Another class of ingredients found in abundance in horse chestnut fruit is coumarins, namely esculin and fraxin. This makes horse chestnut similar to tonka beans, that were the first source of coumarin. Coumarins are aromatic molecules, widely used in perfumery, and also anticoagulants — the agents reducing the viscosity and coagulation of blood and lymph.

In 2001 Cochrane confirmed that horse chestnut extract works, which officially makes it a pharmaceutical substance with objectively and reliably proven efficacy — an extremely rare case for herbal preparations, and a practically unique one for cosmetic ingredients.

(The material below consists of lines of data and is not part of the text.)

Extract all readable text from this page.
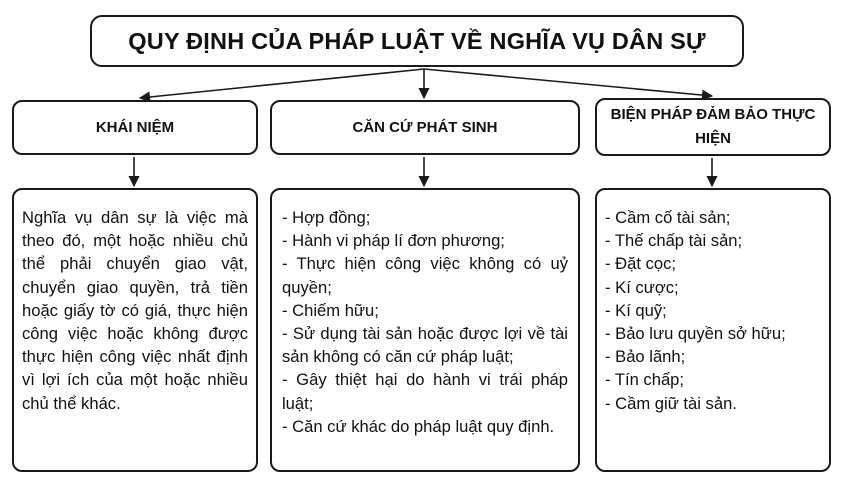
QUY ĐỊNH CỦA PHÁP LUẬT VỀ NGHĨA VỤ DÂN SỰ
KHÁI NIỆM	CĂN CỨ PHÁT SINH
BIỆN PHÁP ĐẢM BẢO THỰC HIỆN

Nghĩa vụ dân sự là việc mà theo đó, một hoặc nhiều chủ thể phải chuyển giao vật, chuyển giao quyền, trả tiền hoặc giấy tờ có giá, thực hiện công việc hoặc không được thực hiện công việc nhất định vì lợi ích của một hoặc nhiều chủ thể khác.

- Hợp đồng;

- Hành vi pháp lí đơn phương;

- Thực hiện công việc không có uỷ quyền;

- Chiếm hữu;

- Sử dụng tài sản hoặc được lợi về tài sản không có căn cứ pháp luật;

- Gây thiệt hại do hành vi trái pháp luật;

- Căn cứ khác do pháp luật quy định.

- Cầm cố tài sản;

- Thế chấp tài sản;

- Đặt cọc;

- Kí cược;

- Kí quỹ;

- Bảo lưu quyền sở hữu;

- Bảo lãnh;

- Tín chấp;

- Cầm giữ tài sản.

What it means is that the use of any external medicine with a proper concentration of horse chestnut will not only improve the look of the skin, but also be therapeutical for blood vessels and surrounding tissues.

By now it has been scientifically confirmed that horse chestnut extract has anti inflammatory, anti edematic, and vein strengthening (venotonic) effect.

Escin reduces the permeability of vascular walls and decreases the enzyme activity that destroys the proteins of the capillary walls, thus stopping liquids and electrolytes from permeating through vascular walls into the surrounding protein tissues. Calcium, remaining in the capillaries, enhances the regeneration process, and the syntheses of harmful substances reduces in the first days of use. And on top of this aescin decreases the activity of the enzymes destroying hyaluronic acid, one of the primary structural molecules of the skin. Hyaluronic acid retains water in all skin layers, and when it is destroyed, the skin’s dehydration brings about wrinkles, dryness and flakiness. When the hyaluronidase enzymes’ activity is suppressed, the skin quickly restores its thickness and resilience and instantly looks much better. The proanthocyanidins of horse chestnut act as free radicals trap, simultaneously suppressing the activity of the enzymes that destroy collagen and elastin, thus allowing the vascular walls of small capillaries to regenerate—and in time they can even make spider veins disappear completely. Recently it was confirmed that horse chestnut has an anti sun effect as well. The extract itself does not reduce the harmful impact of sun rays, but it enhances the efficacy of other protective ingredients significantly and preserves the integrity of the cell membranes’ lipids. When added to sun screens horse chestnut extract reduces the skin’s redness caused by the sun and speeds up the regeneration process after sun tanning.